They opened with movement from "Pres-ent," a duo by Efrain Amaya, It was the perfect piece to open the program, warm and inviting, a good chance for the musicians and the audience to warm up to each other. It sounded like music from a French movie from the 60s, and you know how I love those movies (and that kind of music). Amaya wrote some glamorous moments for each of the players, which Jutt and Johnson played with aplomb.


Jutt played "Fantasia #12" for solo flute by Telemann. She described the piece as a "mini masterpiece." She did an expert job at delineating the harmonic changes. The second movement was my favorite, she played it with such imagination that I could hear the orchestra playing under her.

Johnson played "All the Pretty Little Horses," a piece for solo cello by Laura Schwendinger. It's a free-form arrangement of the American folk song with inventive writing for the cello, using a number of extended techniques. Trace played it so it all held together and made sense.

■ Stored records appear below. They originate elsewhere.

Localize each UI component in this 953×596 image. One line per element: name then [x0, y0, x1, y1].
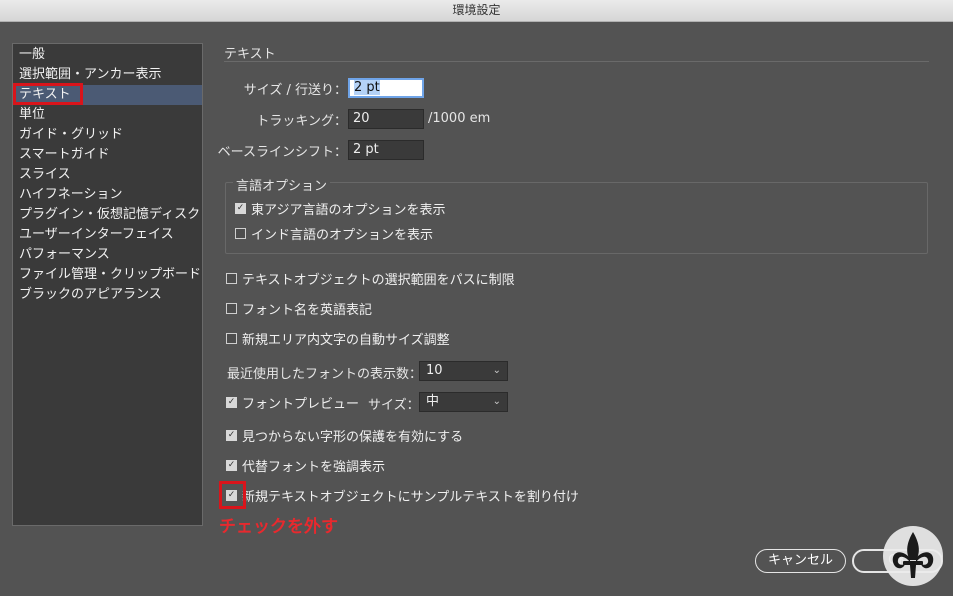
font-preview-size-label: サイズ： [368, 398, 420, 413]
sidebar-item-selection[interactable]: 選択範囲・アンカー表示 [14, 65, 202, 85]
tracking-input[interactable]: 20 [348, 109, 424, 129]
checkbox-unchecked-icon[interactable] [226, 332, 237, 344]
protect-glyphs-option[interactable]: ✓ 見つからない字形の保護を有効にする [226, 426, 463, 445]
section-title: テキスト [224, 47, 276, 62]
recent-fonts-label: 最近使用したフォントの表示数： [227, 367, 423, 382]
fleur-de-lis-logo [883, 526, 943, 586]
baseline-shift-label: ベースラインシフト： [217, 145, 347, 160]
checkbox-checked-icon[interactable]: ✓ [235, 202, 246, 214]
highlight-box-checkbox [219, 481, 246, 509]
font-preview-size-select[interactable]: 中 ⌄ [419, 392, 508, 412]
tracking-label: トラッキング： [256, 114, 347, 129]
checkbox-unchecked-icon[interactable] [235, 227, 246, 239]
size-leading-label: サイズ / 行送り： [243, 83, 347, 98]
cancel-button[interactable]: キャンセル [755, 549, 846, 573]
indic-option[interactable]: インド言語のオプションを表示 [235, 224, 433, 243]
sidebar-item-smart-guides[interactable]: スマートガイド [14, 145, 202, 165]
language-options-group [225, 182, 928, 254]
checkbox-unchecked-icon[interactable] [226, 302, 237, 314]
annotation-text: チェックを外す [219, 517, 338, 537]
chevron-down-icon: ⌄ [492, 365, 501, 376]
recent-fonts-select[interactable]: 10 ⌄ [419, 361, 508, 381]
checkbox-unchecked-icon[interactable] [226, 272, 237, 284]
english-font-names-option[interactable]: フォント名を英語表記 [226, 299, 372, 318]
sidebar-item-black-appearance[interactable]: ブラックのアピアランス [14, 285, 202, 305]
tracking-unit: /1000 em [428, 111, 491, 126]
category-list[interactable]: 一般 選択範囲・アンカー表示 テキスト 単位 ガイド・グリッド スマートガイド … [12, 43, 203, 526]
sample-text-option[interactable]: ✓ 新規テキストオブジェクトにサンプルテキストを割り付け [226, 486, 579, 505]
checkbox-checked-icon[interactable]: ✓ [226, 429, 237, 441]
sidebar-item-performance[interactable]: パフォーマンス [14, 245, 202, 265]
size-leading-input[interactable]: 2 pt [348, 78, 424, 98]
sidebar-item-plugins[interactable]: プラグイン・仮想記憶ディスク [14, 205, 202, 225]
sidebar-item-general[interactable]: 一般 [14, 45, 202, 65]
window-title: 環境設定 [0, 0, 953, 22]
highlight-box-sidebar [13, 83, 83, 105]
fleur-de-lis-icon [892, 532, 934, 578]
section-divider [224, 61, 929, 62]
baseline-shift-input[interactable]: 2 pt [348, 140, 424, 160]
highlight-substituted-option[interactable]: ✓ 代替フォントを強調表示 [226, 456, 385, 475]
font-preview-option[interactable]: ✓ フォントプレビュー [226, 393, 359, 412]
chevron-down-icon: ⌄ [492, 396, 501, 407]
restrict-path-option[interactable]: テキストオブジェクトの選択範囲をパスに制限 [226, 269, 515, 288]
sidebar-item-ui[interactable]: ユーザーインターフェイス [14, 225, 202, 245]
checkbox-checked-icon[interactable]: ✓ [226, 396, 237, 408]
sidebar-item-units[interactable]: 単位 [14, 105, 202, 125]
auto-size-area-option[interactable]: 新規エリア内文字の自動サイズ調整 [226, 329, 450, 348]
language-options-title: 言語オプション [233, 175, 331, 194]
sidebar-item-hyphenation[interactable]: ハイフネーション [14, 185, 202, 205]
sidebar-item-slices[interactable]: スライス [14, 165, 202, 185]
sidebar-item-guides-grid[interactable]: ガイド・グリッド [14, 125, 202, 145]
checkbox-checked-icon[interactable]: ✓ [226, 459, 237, 471]
sidebar-item-file-handling[interactable]: ファイル管理・クリップボード [14, 265, 202, 285]
east-asian-option[interactable]: ✓ 東アジア言語のオプションを表示 [235, 199, 445, 218]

The centerpiece of the program was a duo by Heitor Villa Lobos, "The Jet-Whistle." Jutt described it as "melodic, improvised-sounding, expressive." It had lovely interplay between the two instruments. They played it with a great sense of rubato. Villa Lobos utilized the extreme ends of the range of each instrument in the first movement, and it was a treat to hear them playing with such a broad range of colors.


The second movement was tender and haunting with a delicious feeling of elasticity. The third movement had a swagger, a little cockiness, and some wildly virtuosic writing for the flute. Villa Lobos wrote some non-melodic blowing effects near the end of the movement to invoke the title's jet-whistle. Jutt went totally for broke.


Here's a performance of the piece from 2015:


















The final piece was "The Emperor and the Birds of Paradise" for flute and reciter by Alan Ridout. I was sure that the Villa Lobos would be my favorite piece on the program (I'm a fan of his), but this piece ended up being my favorite, it was charming. It was a fairy tale, imaginatively set by Ridout with evocative writing for the flute which Jutt played with a delightful sense of drama. Johnson was the narrator, he read his part in a sweet, direct way, without a lot of fol-de-rol. It had a surprise ending. I like a surprise ending, if it's done well.